La birème se réduisait à une épave que la gueule de la mer Tyrrhénienne engloutissait avec voracité ; la plane immensité s'en délectait avec une lenteur extrême.
La galère des Barons voguait au seul gré du vent largue grâce à son unique et grande voile ; voile qu'avait déployée Pépy en un temps record afin de s'éloigner au plus vite de la birème en feu.
La galère errait sur les flots à vive allure sans but précis. Elle avançait vers un horizon inconnu – un horizon qui mènerait les Barons vers de nouveaux pillages plus glorieux et surtout plus "rentables" ; un horizon qui verrait les rêves de richesse de chaque barbare s'accomplir ; un horizon qui permettrait à Xytrios de terminer sa carrière sur un assaut remarquable qui deviendrait un exploit retentissant par delà les mers et océans.

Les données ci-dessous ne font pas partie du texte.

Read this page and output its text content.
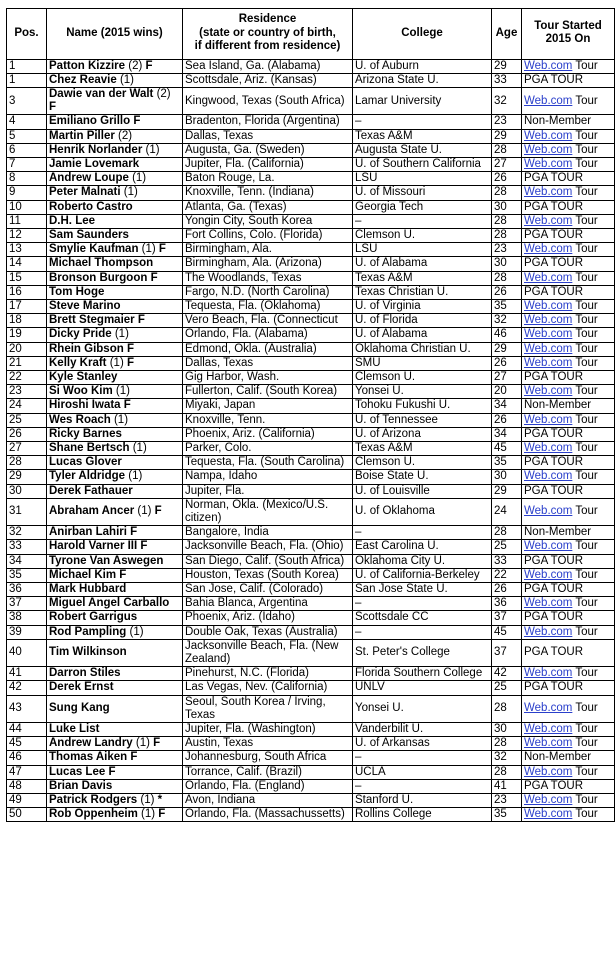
Pos.	Name (2015 wins)	Residence
(state or country of birth,
if different from residence)	College	Age	Tour Started
2015 On
1	Patton Kizzire (2) F	Sea Island, Ga. (Alabama)	U. of Auburn	29	Web.com Tour
1	Chez Reavie (1)	Scottsdale, Ariz. (Kansas)	Arizona State U.	33	PGA TOUR
3	Dawie van der Walt (2) F	Kingwood, Texas (South Africa)	Lamar University	32	Web.com Tour
4	Emiliano Grillo F	Bradenton, Florida (Argentina)	–	23	Non-Member
5	Martin Piller (2)	Dallas, Texas	Texas A&M	29	Web.com Tour
6	Henrik Norlander (1)	Augusta, Ga. (Sweden)	Augusta State U.	28	Web.com Tour
7	Jamie Lovemark	Jupiter, Fla. (California)	U. of Southern California	27	Web.com Tour
8	Andrew Loupe (1)	Baton Rouge, La.	LSU	26	PGA TOUR
9	Peter Malnati (1)	Knoxville, Tenn. (Indiana)	U. of Missouri	28	Web.com Tour
10	Roberto Castro	Atlanta, Ga. (Texas)	Georgia Tech	30	PGA TOUR
11	D.H. Lee	Yongin City, South Korea	–	28	Web.com Tour
12	Sam Saunders	Fort Collins, Colo. (Florida)	Clemson U.	28	PGA TOUR
13	Smylie Kaufman (1) F	Birmingham, Ala.	LSU	23	Web.com Tour
14	Michael Thompson	Birmingham, Ala. (Arizona)	U. of Alabama	30	PGA TOUR
15	Bronson Burgoon F	The Woodlands, Texas	Texas A&M	28	Web.com Tour
16	Tom Hoge	Fargo, N.D. (North Carolina)	Texas Christian U.	26	PGA TOUR
17	Steve Marino	Tequesta, Fla. (Oklahoma)	U. of Virginia	35	Web.com Tour
18	Brett Stegmaier F	Vero Beach, Fla. (Connecticut	U. of Florida	32	Web.com Tour
19	Dicky Pride (1)	Orlando, Fla. (Alabama)	U. of Alabama	46	Web.com Tour
20	Rhein Gibson F	Edmond, Okla. (Australia)	Oklahoma Christian U.	29	Web.com Tour
21	Kelly Kraft (1) F	Dallas, Texas	SMU	26	Web.com Tour
22	Kyle Stanley	Gig Harbor, Wash.	Clemson U.	27	PGA TOUR
23	Si Woo Kim (1)	Fullerton, Calif. (South Korea)	Yonsei U.	20	Web.com Tour
24	Hiroshi Iwata F	Miyaki, Japan	Tohoku Fukushi U.	34	Non-Member
25	Wes Roach (1)	Knoxville, Tenn.	U. of Tennessee	26	Web.com Tour
26	Ricky Barnes	Phoenix, Ariz. (California)	U. of Arizona	34	PGA TOUR
27	Shane Bertsch (1)	Parker, Colo.	Texas A&M	45	Web.com Tour
28	Lucas Glover	Tequesta, Fla. (South Carolina)	Clemson U.	35	PGA TOUR
29	Tyler Aldridge (1)	Nampa, Idaho	Boise State U.	30	Web.com Tour
30	Derek Fathauer	Jupiter, Fla.	U. of Louisville	29	PGA TOUR
31	Abraham Ancer (1) F	Norman, Okla. (Mexico/U.S. citizen)	U. of Oklahoma	24	Web.com Tour
32	Anirban Lahiri F	Bangalore, India	–	28	Non-Member
33	Harold Varner III F	Jacksonville Beach, Fla. (Ohio)	East Carolina U.	25	Web.com Tour
34	Tyrone Van Aswegen	San Diego, Calif. (South Africa)	Oklahoma City U.	33	PGA TOUR
35	Michael Kim F	Houston, Texas (South Korea)	U. of California-Berkeley	22	Web.com Tour
36	Mark Hubbard	San Jose, Calif. (Colorado)	San Jose State U.	26	PGA TOUR
37	Miguel Angel Carballo	Bahia Blanca, Argentina	–	36	Web.com Tour
38	Robert Garrigus	Phoenix, Ariz. (Idaho)	Scottsdale CC	37	PGA TOUR
39	Rod Pampling (1)	Double Oak, Texas (Australia)	–	45	Web.com Tour
40	Tim Wilkinson	Jacksonville Beach, Fla. (New Zealand)	St. Peter's College	37	PGA TOUR
41	Darron Stiles	Pinehurst, N.C. (Florida)	Florida Southern College	42	Web.com Tour
42	Derek Ernst	Las Vegas, Nev. (California)	UNLV	25	PGA TOUR
43	Sung Kang	Seoul, South Korea / Irving, Texas	Yonsei U.	28	Web.com Tour
44	Luke List	Jupiter, Fla. (Washington)	Vanderbilit U.	30	Web.com Tour
45	Andrew Landry (1) F	Austin, Texas	U. of Arkansas	28	Web.com Tour
46	Thomas Aiken F	Johannesburg, South Africa	–	32	Non-Member
47	Lucas Lee F	Torrance, Calif. (Brazil)	UCLA	28	Web.com Tour
48	Brian Davis	Orlando, Fla. (England)	–	41	PGA TOUR
49	Patrick Rodgers (1) *	Avon, Indiana	Stanford U.	23	Web.com Tour
50	Rob Oppenheim (1) F	Orlando, Fla. (Massachussetts)	Rollins College	35	Web.com Tour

Sur le pont supérieur, les flammes jaillissaient en une muraille incandescente. Elles dévoraient les membrures, rongeaient les cordages tout comme les métaux. Les flammes s'enroulaient autour du mât et le consumaient. Elles s'élevaient dans une épaisse fumée noire ; elles tourbillonnaient, fières et ardentes, dans le ciel d'un bleu d'azur. Elles tentaient de se propager et de descendre jusque dans les cales. En vain. La houle refoulait sans cesse leur progression et les obligeait à limiter leur insatiable appétit.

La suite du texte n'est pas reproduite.